Avec le crâne nu, les deux boucles d’oreilles ressortaient de manière trop évidente. Sans hésitation, il avait voulu les enlever, mais sa femme s’était jetée à ses genoux en le suppliant d’en laisser au moins une pour lui faire plaisir. Et c’est ainsi que le petit John avait conservé une boucle d’oreille.

Il ne restait plus qu’à habiller décemment l’enfant avec des tenues dignes d’un garçon de 5 ans. Quelques achats plus tard, son père revenait triomphant, les bras chargés de paquets. Un short blanc, un tee-shirt blanc et une paire de tennis blanches. Son fils allait désormais pouvoir grandir comme un homme.

John Waynberg se souvient avec émotion de ce jour où, pour la première fois, il était devenu un homme.

C’est l’heure du déjeuner et le chef comptable déteste la cantine. Il ne supporte pas le bruit des centaines de fourchettes et de couteaux et encore moins le brouhaha des discussions stériles de ses collègues. Il s’est préparé un énorme sandwich de pain gris au pastrami avec quelques gros cornichons au sel et a bien l’intention de rester seul.

Tout en mangeant, il marche de long en large en regardant chaque photo sur le mur de son bureau. Il aime tout particulièrement s’arrêter devant l’une d’elles. C’est un portrait d’Eisenhower, « Ike » pour les intimes, à l’âge de 36 ans. Tous les jours, John peut rester là de longues minutes à mastiquer lentement, les yeux rivés sur le visage de son héros. Pour lui, Ike est l’homme sans peur, sans tache et sans reproche.

Une fois son sandwich terminé, il s’assied derrière son bureau et sort un bloc de papier blanc. Il lui reste encore une demi-heure avant de reprendre son travail. John a un don fabuleux pour le dessin et surtout pour les caricatures. Au lieu d’aligner des chiffres à longueur de journée, il aurait pu facilement entrer chez Walt Disney comme animateur de dessin animé. Il a déjà croqué en secret, avec beaucoup d’humour, toutes les personnes de son entourage professionnel. Il aime retranscrire leur vraie personnalité. Il met au jour la face cachée de chacun.

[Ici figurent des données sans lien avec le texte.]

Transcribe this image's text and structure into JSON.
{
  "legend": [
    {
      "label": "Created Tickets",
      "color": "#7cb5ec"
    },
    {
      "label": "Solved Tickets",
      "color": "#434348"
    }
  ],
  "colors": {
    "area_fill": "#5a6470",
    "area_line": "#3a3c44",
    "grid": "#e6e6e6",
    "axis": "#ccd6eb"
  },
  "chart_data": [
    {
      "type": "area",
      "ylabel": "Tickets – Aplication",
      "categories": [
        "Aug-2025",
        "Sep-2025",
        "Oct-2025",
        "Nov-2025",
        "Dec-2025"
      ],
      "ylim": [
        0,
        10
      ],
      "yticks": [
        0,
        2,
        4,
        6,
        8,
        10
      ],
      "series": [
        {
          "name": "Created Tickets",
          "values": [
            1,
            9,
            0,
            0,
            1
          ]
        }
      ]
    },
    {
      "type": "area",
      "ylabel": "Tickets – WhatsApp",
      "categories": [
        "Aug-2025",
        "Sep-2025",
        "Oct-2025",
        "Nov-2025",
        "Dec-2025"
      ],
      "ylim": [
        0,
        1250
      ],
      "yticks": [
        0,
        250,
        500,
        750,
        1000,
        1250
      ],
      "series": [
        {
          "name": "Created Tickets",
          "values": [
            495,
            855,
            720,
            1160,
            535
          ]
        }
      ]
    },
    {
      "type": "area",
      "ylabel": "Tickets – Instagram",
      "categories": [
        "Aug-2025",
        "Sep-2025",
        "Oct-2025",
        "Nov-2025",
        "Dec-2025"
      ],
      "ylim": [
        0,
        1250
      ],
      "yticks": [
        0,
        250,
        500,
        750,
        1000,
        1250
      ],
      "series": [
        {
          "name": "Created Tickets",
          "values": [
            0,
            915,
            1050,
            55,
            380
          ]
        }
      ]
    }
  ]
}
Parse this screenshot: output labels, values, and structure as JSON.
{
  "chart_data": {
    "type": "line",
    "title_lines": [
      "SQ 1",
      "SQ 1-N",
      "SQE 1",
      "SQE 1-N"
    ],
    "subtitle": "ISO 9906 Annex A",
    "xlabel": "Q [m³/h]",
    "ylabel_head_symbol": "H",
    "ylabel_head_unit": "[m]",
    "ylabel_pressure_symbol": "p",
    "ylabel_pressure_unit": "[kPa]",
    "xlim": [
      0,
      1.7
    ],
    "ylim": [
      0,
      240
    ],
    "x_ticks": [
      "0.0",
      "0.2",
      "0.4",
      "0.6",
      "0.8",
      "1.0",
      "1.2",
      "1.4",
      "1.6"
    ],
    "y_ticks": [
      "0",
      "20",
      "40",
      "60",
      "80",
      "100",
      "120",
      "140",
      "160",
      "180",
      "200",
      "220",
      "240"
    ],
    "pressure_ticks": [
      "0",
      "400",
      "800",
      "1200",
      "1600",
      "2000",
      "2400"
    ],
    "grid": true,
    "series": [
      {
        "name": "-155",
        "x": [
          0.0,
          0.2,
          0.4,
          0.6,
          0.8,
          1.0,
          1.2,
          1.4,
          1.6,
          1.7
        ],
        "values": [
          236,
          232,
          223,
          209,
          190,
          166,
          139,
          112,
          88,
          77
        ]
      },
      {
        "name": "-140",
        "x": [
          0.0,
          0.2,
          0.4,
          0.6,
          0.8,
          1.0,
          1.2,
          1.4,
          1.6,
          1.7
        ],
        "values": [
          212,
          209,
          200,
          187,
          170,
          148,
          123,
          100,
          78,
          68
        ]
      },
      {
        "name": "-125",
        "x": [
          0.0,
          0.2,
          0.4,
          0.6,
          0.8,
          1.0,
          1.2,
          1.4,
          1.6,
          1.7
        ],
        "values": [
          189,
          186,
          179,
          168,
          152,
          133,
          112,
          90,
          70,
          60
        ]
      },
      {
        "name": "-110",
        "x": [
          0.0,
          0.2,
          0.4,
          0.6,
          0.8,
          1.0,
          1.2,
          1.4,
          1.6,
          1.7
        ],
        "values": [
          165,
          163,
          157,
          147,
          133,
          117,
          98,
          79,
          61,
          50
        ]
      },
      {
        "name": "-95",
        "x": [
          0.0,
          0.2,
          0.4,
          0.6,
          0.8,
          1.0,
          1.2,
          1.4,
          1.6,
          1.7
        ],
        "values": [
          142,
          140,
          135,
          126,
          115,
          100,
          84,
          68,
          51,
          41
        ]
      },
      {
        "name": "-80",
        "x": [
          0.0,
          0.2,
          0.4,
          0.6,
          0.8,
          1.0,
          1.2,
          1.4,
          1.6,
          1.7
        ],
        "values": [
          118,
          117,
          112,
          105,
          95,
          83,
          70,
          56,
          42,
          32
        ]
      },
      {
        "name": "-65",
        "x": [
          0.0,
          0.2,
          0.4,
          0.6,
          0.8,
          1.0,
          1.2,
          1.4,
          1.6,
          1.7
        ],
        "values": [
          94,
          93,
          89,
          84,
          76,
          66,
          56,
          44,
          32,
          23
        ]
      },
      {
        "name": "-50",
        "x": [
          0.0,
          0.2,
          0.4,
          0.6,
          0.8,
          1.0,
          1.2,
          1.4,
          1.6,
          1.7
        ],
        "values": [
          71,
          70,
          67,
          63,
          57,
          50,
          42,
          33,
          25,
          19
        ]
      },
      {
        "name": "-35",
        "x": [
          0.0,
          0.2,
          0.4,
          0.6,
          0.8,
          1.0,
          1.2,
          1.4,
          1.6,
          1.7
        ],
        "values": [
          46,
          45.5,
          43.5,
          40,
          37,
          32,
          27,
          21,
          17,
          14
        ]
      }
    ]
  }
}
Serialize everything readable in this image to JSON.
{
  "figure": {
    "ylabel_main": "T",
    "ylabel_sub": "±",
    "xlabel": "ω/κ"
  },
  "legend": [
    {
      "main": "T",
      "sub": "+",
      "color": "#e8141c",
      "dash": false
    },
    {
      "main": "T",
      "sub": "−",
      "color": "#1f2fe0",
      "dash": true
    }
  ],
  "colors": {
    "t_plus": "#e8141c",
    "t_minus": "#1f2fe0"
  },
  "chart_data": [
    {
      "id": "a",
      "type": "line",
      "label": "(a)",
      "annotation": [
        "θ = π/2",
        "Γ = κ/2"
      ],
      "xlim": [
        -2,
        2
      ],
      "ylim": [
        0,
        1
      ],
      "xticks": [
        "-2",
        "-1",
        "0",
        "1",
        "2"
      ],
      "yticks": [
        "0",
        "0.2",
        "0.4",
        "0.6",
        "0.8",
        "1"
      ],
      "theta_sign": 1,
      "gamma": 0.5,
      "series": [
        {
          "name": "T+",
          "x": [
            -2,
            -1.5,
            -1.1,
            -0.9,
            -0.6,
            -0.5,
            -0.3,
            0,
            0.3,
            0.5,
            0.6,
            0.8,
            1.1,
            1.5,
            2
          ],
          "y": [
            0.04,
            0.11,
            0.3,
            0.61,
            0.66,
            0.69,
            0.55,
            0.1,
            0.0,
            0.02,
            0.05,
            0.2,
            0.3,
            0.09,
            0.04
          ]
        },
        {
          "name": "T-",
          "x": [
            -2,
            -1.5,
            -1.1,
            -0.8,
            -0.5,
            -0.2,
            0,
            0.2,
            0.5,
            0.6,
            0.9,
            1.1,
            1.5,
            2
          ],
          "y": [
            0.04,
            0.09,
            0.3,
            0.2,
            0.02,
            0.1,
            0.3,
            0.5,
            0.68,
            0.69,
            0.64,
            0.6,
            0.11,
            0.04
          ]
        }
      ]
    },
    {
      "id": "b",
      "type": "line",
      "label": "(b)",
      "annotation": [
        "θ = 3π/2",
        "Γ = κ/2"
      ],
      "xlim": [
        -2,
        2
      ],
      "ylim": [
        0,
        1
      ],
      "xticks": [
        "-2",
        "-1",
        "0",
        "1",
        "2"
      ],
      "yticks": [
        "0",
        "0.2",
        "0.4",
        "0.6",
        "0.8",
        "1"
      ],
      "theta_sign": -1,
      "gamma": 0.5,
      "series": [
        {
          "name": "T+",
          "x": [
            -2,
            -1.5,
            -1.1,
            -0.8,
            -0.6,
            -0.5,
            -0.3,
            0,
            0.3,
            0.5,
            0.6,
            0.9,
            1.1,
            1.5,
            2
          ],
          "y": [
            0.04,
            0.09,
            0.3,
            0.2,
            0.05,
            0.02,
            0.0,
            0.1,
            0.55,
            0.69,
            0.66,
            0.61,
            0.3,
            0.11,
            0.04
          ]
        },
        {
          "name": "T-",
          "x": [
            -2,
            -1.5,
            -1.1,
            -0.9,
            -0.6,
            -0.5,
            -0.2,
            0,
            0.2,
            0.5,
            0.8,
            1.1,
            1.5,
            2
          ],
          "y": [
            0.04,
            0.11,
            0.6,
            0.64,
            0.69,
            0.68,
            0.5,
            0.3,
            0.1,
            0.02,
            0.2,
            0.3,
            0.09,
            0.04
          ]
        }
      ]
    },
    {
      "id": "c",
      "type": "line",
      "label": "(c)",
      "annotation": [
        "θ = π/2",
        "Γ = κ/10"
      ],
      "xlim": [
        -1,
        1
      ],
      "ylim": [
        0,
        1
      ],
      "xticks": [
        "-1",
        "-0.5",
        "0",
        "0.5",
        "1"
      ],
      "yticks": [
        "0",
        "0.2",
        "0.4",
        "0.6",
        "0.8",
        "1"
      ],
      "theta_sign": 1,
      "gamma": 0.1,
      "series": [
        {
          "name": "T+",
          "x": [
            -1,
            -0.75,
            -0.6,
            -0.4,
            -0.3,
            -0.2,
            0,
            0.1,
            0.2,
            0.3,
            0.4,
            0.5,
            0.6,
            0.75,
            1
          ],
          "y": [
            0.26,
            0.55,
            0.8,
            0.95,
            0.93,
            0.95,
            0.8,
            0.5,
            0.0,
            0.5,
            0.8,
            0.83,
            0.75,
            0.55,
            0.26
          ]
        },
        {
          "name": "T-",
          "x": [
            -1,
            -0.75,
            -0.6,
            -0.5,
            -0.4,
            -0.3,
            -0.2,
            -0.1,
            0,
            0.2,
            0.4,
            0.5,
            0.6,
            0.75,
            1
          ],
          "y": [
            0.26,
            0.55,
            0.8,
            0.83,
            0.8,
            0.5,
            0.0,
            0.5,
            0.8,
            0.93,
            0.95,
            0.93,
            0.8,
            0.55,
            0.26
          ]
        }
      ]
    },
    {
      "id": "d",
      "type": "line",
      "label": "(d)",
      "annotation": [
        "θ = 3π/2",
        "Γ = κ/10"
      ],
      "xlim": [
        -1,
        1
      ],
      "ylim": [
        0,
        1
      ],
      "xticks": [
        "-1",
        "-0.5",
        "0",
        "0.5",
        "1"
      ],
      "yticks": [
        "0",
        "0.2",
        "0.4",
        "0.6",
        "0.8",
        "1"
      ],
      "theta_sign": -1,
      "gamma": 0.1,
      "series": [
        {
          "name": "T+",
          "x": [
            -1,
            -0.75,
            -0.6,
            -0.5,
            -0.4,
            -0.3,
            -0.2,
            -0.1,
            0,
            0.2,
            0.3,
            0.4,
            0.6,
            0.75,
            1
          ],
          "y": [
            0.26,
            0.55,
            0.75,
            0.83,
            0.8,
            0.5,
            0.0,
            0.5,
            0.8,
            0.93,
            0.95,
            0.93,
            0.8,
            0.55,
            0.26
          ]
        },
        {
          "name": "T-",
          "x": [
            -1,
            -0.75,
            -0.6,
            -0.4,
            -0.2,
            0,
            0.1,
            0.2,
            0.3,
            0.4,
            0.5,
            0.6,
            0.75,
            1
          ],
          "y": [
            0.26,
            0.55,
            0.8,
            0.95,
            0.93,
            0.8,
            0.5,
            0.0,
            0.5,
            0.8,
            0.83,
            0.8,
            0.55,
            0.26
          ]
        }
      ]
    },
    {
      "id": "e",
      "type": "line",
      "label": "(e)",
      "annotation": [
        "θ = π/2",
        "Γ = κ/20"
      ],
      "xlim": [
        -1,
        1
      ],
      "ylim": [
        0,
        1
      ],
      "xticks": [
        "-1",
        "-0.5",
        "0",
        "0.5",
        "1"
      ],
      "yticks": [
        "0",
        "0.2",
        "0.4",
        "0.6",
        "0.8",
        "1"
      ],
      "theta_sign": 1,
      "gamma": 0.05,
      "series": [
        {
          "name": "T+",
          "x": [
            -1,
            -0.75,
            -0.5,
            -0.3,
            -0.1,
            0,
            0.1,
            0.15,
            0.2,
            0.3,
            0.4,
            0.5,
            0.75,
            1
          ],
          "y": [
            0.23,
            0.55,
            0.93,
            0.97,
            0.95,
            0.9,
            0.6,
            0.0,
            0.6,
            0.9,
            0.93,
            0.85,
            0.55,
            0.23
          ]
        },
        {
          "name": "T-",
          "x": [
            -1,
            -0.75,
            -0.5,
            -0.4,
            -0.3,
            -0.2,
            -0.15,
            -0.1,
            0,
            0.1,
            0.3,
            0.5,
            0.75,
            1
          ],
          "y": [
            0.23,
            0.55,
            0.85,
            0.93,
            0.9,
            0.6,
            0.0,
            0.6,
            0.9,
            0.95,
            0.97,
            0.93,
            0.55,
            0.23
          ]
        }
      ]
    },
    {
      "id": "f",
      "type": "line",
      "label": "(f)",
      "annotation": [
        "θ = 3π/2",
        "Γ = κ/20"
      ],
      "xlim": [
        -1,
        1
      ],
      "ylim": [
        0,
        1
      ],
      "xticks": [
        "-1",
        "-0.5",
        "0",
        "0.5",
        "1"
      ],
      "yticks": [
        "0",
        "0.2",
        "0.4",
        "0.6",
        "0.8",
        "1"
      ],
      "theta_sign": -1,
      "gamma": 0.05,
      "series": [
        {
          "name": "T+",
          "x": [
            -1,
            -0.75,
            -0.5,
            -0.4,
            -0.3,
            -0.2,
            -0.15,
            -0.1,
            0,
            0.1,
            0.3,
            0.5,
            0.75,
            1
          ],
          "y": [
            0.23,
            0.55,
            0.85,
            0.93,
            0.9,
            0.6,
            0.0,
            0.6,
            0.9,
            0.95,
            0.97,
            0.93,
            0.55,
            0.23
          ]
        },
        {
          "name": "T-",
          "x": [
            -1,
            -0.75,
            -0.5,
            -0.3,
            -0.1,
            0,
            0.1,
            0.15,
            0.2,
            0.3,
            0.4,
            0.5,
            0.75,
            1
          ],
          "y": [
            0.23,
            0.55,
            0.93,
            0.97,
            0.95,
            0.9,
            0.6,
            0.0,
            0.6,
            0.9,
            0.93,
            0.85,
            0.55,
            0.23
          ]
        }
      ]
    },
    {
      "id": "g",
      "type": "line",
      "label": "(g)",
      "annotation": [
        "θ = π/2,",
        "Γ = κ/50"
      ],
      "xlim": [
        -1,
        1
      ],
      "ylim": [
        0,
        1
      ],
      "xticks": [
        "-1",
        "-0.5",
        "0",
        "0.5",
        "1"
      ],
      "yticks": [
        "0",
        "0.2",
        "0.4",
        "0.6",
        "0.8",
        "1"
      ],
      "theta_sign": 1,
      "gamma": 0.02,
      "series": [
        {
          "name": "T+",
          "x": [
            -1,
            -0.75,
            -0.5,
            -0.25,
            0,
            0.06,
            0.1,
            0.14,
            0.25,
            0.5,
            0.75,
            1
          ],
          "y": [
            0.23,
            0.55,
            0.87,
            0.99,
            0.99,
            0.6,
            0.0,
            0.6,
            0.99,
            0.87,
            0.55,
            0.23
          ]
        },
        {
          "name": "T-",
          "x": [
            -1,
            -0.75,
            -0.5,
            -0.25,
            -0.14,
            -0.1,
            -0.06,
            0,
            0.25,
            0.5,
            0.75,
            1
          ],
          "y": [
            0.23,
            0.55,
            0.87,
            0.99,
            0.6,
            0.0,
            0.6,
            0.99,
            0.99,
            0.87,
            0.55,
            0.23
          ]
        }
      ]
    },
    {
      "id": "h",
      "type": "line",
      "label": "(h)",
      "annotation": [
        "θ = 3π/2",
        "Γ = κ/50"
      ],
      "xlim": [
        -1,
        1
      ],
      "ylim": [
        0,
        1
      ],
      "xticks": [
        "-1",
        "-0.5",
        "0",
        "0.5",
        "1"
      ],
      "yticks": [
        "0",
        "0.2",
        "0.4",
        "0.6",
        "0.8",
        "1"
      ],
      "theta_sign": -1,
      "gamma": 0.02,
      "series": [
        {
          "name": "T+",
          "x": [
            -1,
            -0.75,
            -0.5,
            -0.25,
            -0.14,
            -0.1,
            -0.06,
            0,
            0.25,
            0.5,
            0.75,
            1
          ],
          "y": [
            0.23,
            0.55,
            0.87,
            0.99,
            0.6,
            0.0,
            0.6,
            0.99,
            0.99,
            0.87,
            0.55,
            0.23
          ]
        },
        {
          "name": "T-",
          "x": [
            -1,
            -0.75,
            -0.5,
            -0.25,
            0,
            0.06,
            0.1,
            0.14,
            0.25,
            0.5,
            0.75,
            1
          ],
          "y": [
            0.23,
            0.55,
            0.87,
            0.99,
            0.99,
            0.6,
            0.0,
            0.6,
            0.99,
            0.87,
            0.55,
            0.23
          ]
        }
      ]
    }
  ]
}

Quand le dessin est terminé, il le numérote soigneusement et lui donne un surnom.

Sa galerie de portraits comporte déjà une bonne cinquantaine de personnages hauts en couleur.

Par exemple, le numéro 15, le Tueur, est le chef du personnel, connu pour être sans pitié quand il s’agit de renvoyer quelqu’un.

Ou bien le numéro 32, Ali Baba, le responsable des fournitures de bureau, constamment soupçonné de s’en mettre plein les poches.

Et encore le numéro 54, Betty Boop, tout récemment arrivée, secrétaire du service dont le tour de poitrine frise le 100 D et qui en joue à longueur de journée.

John taille son crayon tout en fixant le visage d’Ike. Pendant quelques minutes son regard va de la page blanche à la photo. Un frisson de plaisir lui parcourt l’échine. Il sent que ce dessin ne va pas être le même que les autres. Lentement, de la main gauche, il fait glisser avec jouissance son crayon sur le papier.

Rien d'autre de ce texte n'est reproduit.